Ultimate Comics Spider-Man #6

by Timothy Callahan, Columnist/Reviewer |

Story by
Brian Michael Bendis
Art by
David Lafuente
Colors by
Justin Ponsor
Letters by
Cory Petit
Cover by
David LaFuente
Publisher
Marvel Comics
Cover Price
$3.99 (USD)
Release Date
Jan 6th, 2010

Sun, January 10th, 2010 at 8:19PM (PST)


The tone of this series is a strange one. Six months after the mass destruction that was "Ultimatum" (according to the continuity of this series), we get sit-com scenarios and witty banter, coupled with death-dealing robots and sadness. It's not that the tone feels wrong, it's just that the highs of the hijinx contrast strangely with the pain and suffering that has just occurred in the Ultimate Universe. This issue hints at that pain and suffering, particularly in the face of a familiar character whose been playing a role in this series since the relaunch under the guise of a mysterious hero in a red cloak.

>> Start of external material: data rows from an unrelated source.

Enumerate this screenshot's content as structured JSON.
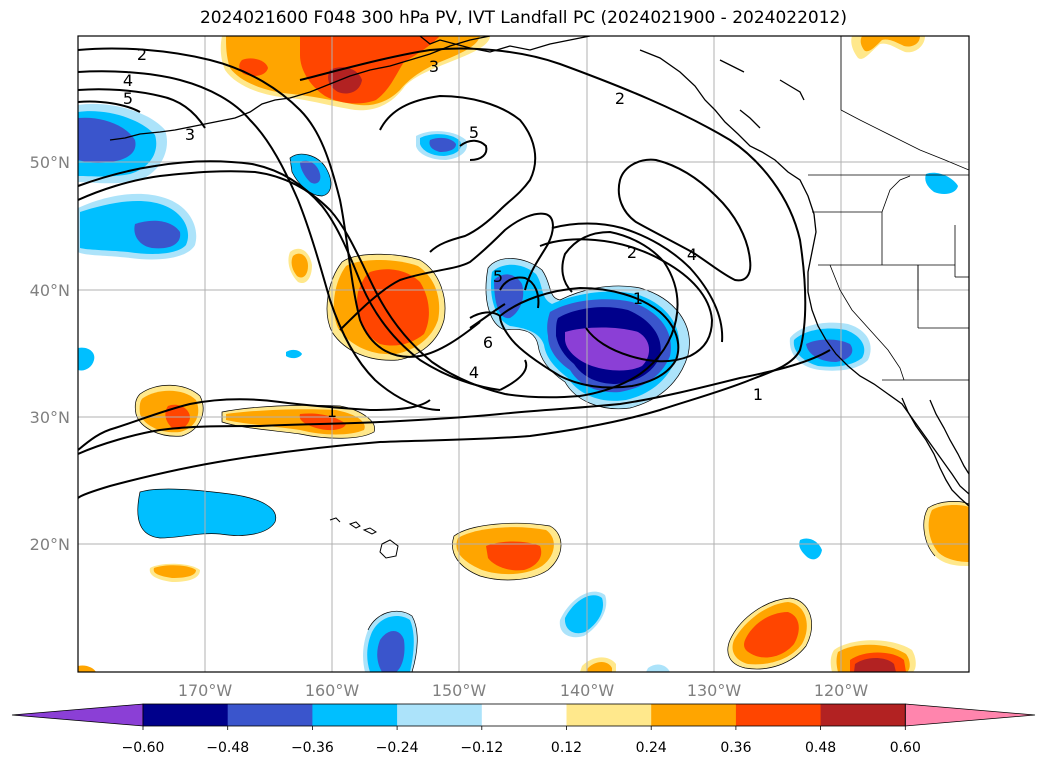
{
  "title": "2024021600 F048 300 hPa PV, IVT Landfall PC (2024021900 - 2024022012)",
  "lat_labels": [
    "50°N",
    "40°N",
    "30°N",
    "20°N"
  ],
  "lon_labels": [
    "170°W",
    "160°W",
    "150°W",
    "140°W",
    "130°W",
    "120°W"
  ],
  "colorbar": {
    "tick_labels": [
      "−0.60",
      "−0.48",
      "−0.36",
      "−0.24",
      "−0.12",
      "0.12",
      "0.24",
      "0.36",
      "0.48",
      "0.60"
    ],
    "colors": [
      "#8b3fd6",
      "#00008b",
      "#3a55cc",
      "#00bfff",
      "#ace3fa",
      "#ffffff",
      "#ffe88c",
      "#ffa500",
      "#ff4500",
      "#b22222",
      "#ff85ad"
    ]
  },
  "contour_labels": [
    "2",
    "4",
    "5",
    "3",
    "3",
    "5",
    "2",
    "2",
    "4",
    "1",
    "5",
    "6",
    "4",
    "1",
    "1"
  ],
  "fill_colors": {
    "light_blue": "#ace3fa",
    "blue": "#00bfff",
    "mid_blue": "#3a55cc",
    "navy": "#00008b",
    "purple": "#8b3fd6",
    "light_orange": "#ffe88c",
    "orange": "#ffa500",
    "red_orange": "#ff4500",
    "dark_red": "#b22222"
  }
}
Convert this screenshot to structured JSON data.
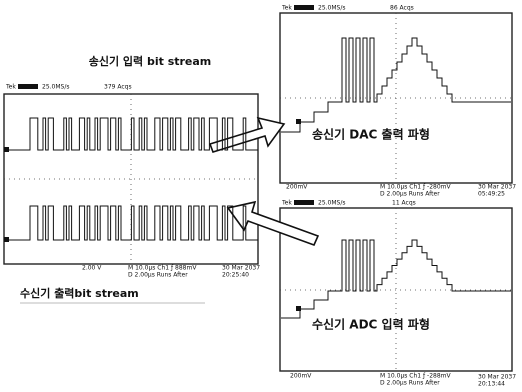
{
  "left_scope": {
    "title": "송신기 입력 bit stream",
    "header": [
      "Tek",
      "25.0MS/s",
      "379 Acqs"
    ],
    "footer": [
      "2.00 V",
      "M 10.0µs Ch1 ƒ 888mV",
      "D 2.00µs Runs After",
      "30 Mar 2037",
      "20:25:40"
    ],
    "caption": "수신기 출력bit stream"
  },
  "top_right_scope": {
    "header": [
      "Tek",
      "25.0MS/s",
      "86 Acqs"
    ],
    "label": "송신기 DAC 출력 파형",
    "footer": [
      "200mV",
      "M 10.0µs Ch1 ƒ -280mV",
      "D 2.00µs Runs After",
      "30 Mar 2037",
      "05:49:25"
    ]
  },
  "bottom_right_scope": {
    "header": [
      "Tek",
      "25.0MS/s",
      "11 Acqs"
    ],
    "label": "수신기 ADC 입력 파형",
    "footer": [
      "200mV",
      "M 10.0µs Ch1 ƒ -288mV",
      "D 2.00µs Runs After",
      "30 Mar 2037",
      "20:13:44"
    ]
  }
}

Yes, we do find out the identity of that "new" superhero here, and though I won't spoil the surprise, I will say that the character's presence -- and possible reasons for the assumed identity -- imply that the events of "Ultimatum" will be dealt with more directly soon enough.

But let's talk about this issue.

David Lafuente does a great job, as always, with the action scenes. In this case, it's the attack of a newly-designed Spider-Slayer robot at Peter Parker's school. Mysterio's behind it, of course, because he's seemingly behind everything in this relaunched series, but we still don't know what his deal is. What is the mystery of Mysterio?

Where this issue doesn't quite work is in the domestic scenes. Aunt May's house has become a kennel for wayward characters. Iceman's living there. Gwen Stacy. The Human Torch. It's kind of ridiculous, and Bendis plays it up as ridiculous. Even Peter Parker's kind of fed up with it. But Lafuente's art is a bit too expressive in these scenes, adding a hammy take on what could be a living arrangement wrought with witty conflict. And, most strange of all, his version of Bobby Drake turns the normally scrawny character into a stubby, lumpen young man. At least his ridiculous do-rag is nowhere to be seen. What's that? It's on the cover of the next issue? Oh.

There's a lot to like about this issue, from the dialogue in the high school halls to the confrontation between Aunt May and Principal Siuntres (spelled "Suitress" here, but modeled on "Word Balloon" host John Siuntres), and, most impressive, the dynamic battle as Spider-Man and friends save the day.

But the legacy of the Ultimatum Wave looms. And it seems that Peter Parker will have to face the reality of that sooner, rather than later.